This paper investigates the impact of symmetry—specifically invariance and equivariance—as an inductive bias on generalization in supervised learning. Focusing on regression tasks, it introduces a theoretical framework based on averaging operators and provides the first rigorous proof that, when symmetry is correctly specified, equivariant predictors achieve strictly lower expected test risk than non-equivariant ones. Leveraging group representation theory and orbit-space modeling, the work formalizes the orbit-representative perspective and extends it to the equivariant setting, deriving explicit bounds on risk reduction for random-design least squares and kernel ridge regression. Empirical results confirm that symmetry-aware modeling consistently improves generalization. The core contribution is establishing a quantitative, computable, and verifiable link between symmetry structure and generalization error, yielding guaranteed risk improvement under correct symmetry specification.

This work is about understanding the impact of invariance and equivariance on generalisation in supervised learning. We use the perspective afforded by an averaging operator to show that for any predictor that is not equivariant, there is an equivariant predictor with strictly lower test risk on all regression problems where the equivariance is correctly specified. This constitutes a rigorous proof that symmetry, in the form of invariance or equivariance, is a useful inductive bias.
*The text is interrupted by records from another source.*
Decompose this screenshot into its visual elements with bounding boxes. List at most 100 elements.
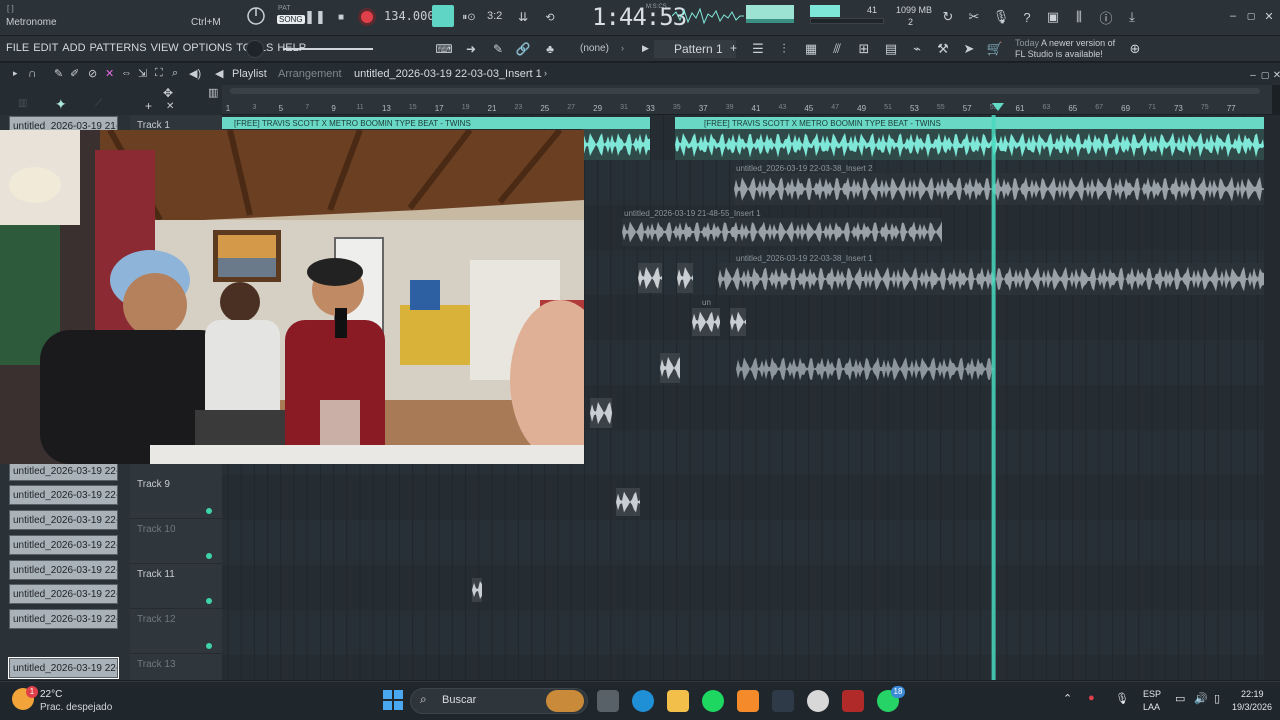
master-volume-slider[interactable]: [283, 48, 373, 50]
winrar-icon[interactable]: [842, 690, 864, 712]
pat-mode-label[interactable]: PAT: [278, 5, 291, 12]
info-icon[interactable]: ⓘ: [1095, 6, 1117, 28]
plugin-icon[interactable]: ♣: [539, 38, 561, 60]
piano-icon[interactable]: ⌨: [433, 38, 455, 60]
add-pattern-icon[interactable]: +: [730, 41, 737, 55]
weather-description[interactable]: Prac. despejado: [40, 702, 112, 713]
steam-icon[interactable]: [772, 690, 794, 712]
metronome-button[interactable]: [432, 5, 454, 27]
refresh-icon[interactable]: ↻: [937, 6, 959, 28]
news-panel[interactable]: Today A newer version of FL Studio is av…: [1015, 38, 1125, 60]
track-header-9[interactable]: Track 9: [130, 474, 222, 519]
playlist-arrow-icon[interactable]: ▸: [13, 68, 18, 79]
tempo-display[interactable]: 134.000: [384, 9, 435, 23]
blend-notes-icon[interactable]: ⇊: [512, 6, 534, 28]
picker-item-selected[interactable]: untitled_2026-03-19 22-...: [8, 657, 119, 679]
help-icon[interactable]: ?: [1016, 6, 1038, 28]
piano-roll-icon[interactable]: ▦: [800, 38, 822, 60]
playlist-icon[interactable]: ☰: [747, 38, 769, 60]
mute-icon[interactable]: ✕: [105, 67, 114, 80]
edge-icon[interactable]: [632, 690, 654, 712]
slip-icon[interactable]: ⇔: [121, 67, 132, 79]
track-header-12[interactable]: Track 12: [130, 609, 222, 654]
menu-add[interactable]: ADD: [62, 42, 85, 54]
clock-date[interactable]: 19/3/2026: [1232, 702, 1272, 712]
mixer-icon[interactable]: ⫼: [1068, 6, 1090, 28]
step-display[interactable]: 3:2: [487, 10, 502, 22]
picker-item[interactable]: untitled_2026-03-19 22-...: [9, 584, 118, 604]
track-header-10[interactable]: Track 10: [130, 519, 222, 564]
close-window-icon[interactable]: ✕: [1258, 5, 1280, 27]
language-indicator[interactable]: ESP: [1143, 689, 1161, 699]
fl-studio-icon[interactable]: [737, 690, 759, 712]
picker-item[interactable]: untitled_2026-03-19 22-...: [9, 461, 118, 481]
playhead-marker-icon[interactable]: [992, 103, 1004, 111]
playlist-menu-icon[interactable]: ◀: [215, 67, 223, 80]
arrow-right-icon[interactable]: ➜: [460, 38, 482, 60]
send-icon[interactable]: ➤: [958, 38, 980, 60]
save-icon[interactable]: ▣: [1042, 6, 1064, 28]
task-view-icon[interactable]: [597, 690, 619, 712]
delete-icon[interactable]: ⊘: [88, 67, 97, 80]
keyboard-layout-indicator[interactable]: LAA: [1143, 702, 1160, 712]
picker-item[interactable]: untitled_2026-03-19 22-...: [9, 535, 118, 555]
mixer-window-icon[interactable]: ⫻: [826, 38, 848, 60]
clip-arrow-icon[interactable]: ›: [544, 68, 547, 78]
loop-record-icon[interactable]: ⟲: [539, 6, 561, 28]
add-track-icon[interactable]: +: [145, 99, 152, 113]
tools-icon[interactable]: ⚒: [932, 38, 954, 60]
brush-icon[interactable]: ✎: [487, 38, 509, 60]
stop-icon[interactable]: ■: [330, 6, 352, 28]
playlist-subtitle[interactable]: Arrangement: [278, 68, 342, 80]
file-explorer-icon[interactable]: [667, 690, 689, 712]
midi-input-label[interactable]: (none): [580, 43, 609, 54]
track-tools-icon[interactable]: ✥: [163, 86, 173, 100]
playlist-close-icon[interactable]: ✕: [1266, 64, 1280, 86]
window-menu-icon[interactable]: [ ]: [7, 4, 14, 13]
menu-view[interactable]: VIEW: [151, 42, 179, 54]
pattern-selector[interactable]: Pattern 1: [654, 40, 736, 58]
menu-edit[interactable]: EDIT: [33, 42, 58, 54]
browser-icon[interactable]: ⊞: [853, 38, 875, 60]
picker-automation-icon[interactable]: ⟋: [95, 98, 102, 109]
windows-start-icon[interactable]: [383, 690, 403, 710]
tray-app-icon[interactable]: ●: [1088, 692, 1095, 704]
pencil-icon[interactable]: ✎: [54, 67, 63, 80]
arrow-small-icon[interactable]: ›: [621, 43, 624, 53]
paint-icon[interactable]: ✐: [70, 67, 79, 80]
channel-rack-icon[interactable]: ⫶: [773, 38, 795, 60]
main-volume-knob-icon[interactable]: [245, 5, 267, 27]
magnet-icon[interactable]: ∩: [28, 66, 37, 80]
track-mode-icon[interactable]: ▥: [208, 86, 218, 99]
select-icon[interactable]: ⛶: [155, 67, 163, 80]
picker-item[interactable]: untitled_2026-03-19 22-...: [9, 485, 118, 505]
play-small-icon[interactable]: ▶: [642, 43, 649, 54]
track-header-11[interactable]: Track 11: [130, 564, 222, 609]
weather-temperature[interactable]: 22°C: [40, 689, 62, 700]
vertical-scrollbar[interactable]: [1264, 115, 1280, 680]
network-icon[interactable]: ▭: [1175, 692, 1185, 705]
tray-chevron-icon[interactable]: ⌃: [1063, 692, 1072, 705]
picker-pattern-icon[interactable]: ▥: [18, 98, 27, 109]
zoom-icon[interactable]: ⌕: [172, 67, 178, 80]
cut-tool-icon[interactable]: ✂: [963, 6, 985, 28]
pause-icon[interactable]: ❚❚: [304, 6, 326, 28]
master-pitch-knob[interactable]: [246, 40, 264, 58]
playback-icon[interactable]: ◀): [189, 67, 201, 80]
cart-icon[interactable]: 🛒: [984, 38, 1006, 60]
record-button[interactable]: [358, 8, 376, 26]
tray-mic-icon[interactable]: 🎙: [1115, 692, 1129, 705]
slice-icon[interactable]: ⇲: [138, 67, 147, 80]
picker-item[interactable]: untitled_2026-03-19 22-...: [9, 560, 118, 580]
link-icon[interactable]: 🔗: [512, 38, 534, 60]
plug-icon[interactable]: ⌁: [906, 38, 928, 60]
obs-icon[interactable]: [807, 690, 829, 712]
song-mode-toggle[interactable]: SONG: [277, 15, 305, 24]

We apply these ideas to equivariance and invariance in random design least squares and kernel ridge regression respectively. This allows us to specify the reduction in expected test risk in more concrete settings and express it in terms of properties of the group, the model and the data. Along the way, we give examples and additional results to demonstrate the utility of the averaging operator approach in analysing equivariant predictors. In addition, we adopt an alternative perspective and formalise the common intuition that learning with invariant models reduces to a problem in terms of orbit representatives. The formalism extends naturally to a similar intuition for equivariant models. We conclude by connecting the two perspectives and giving some ideas for future work.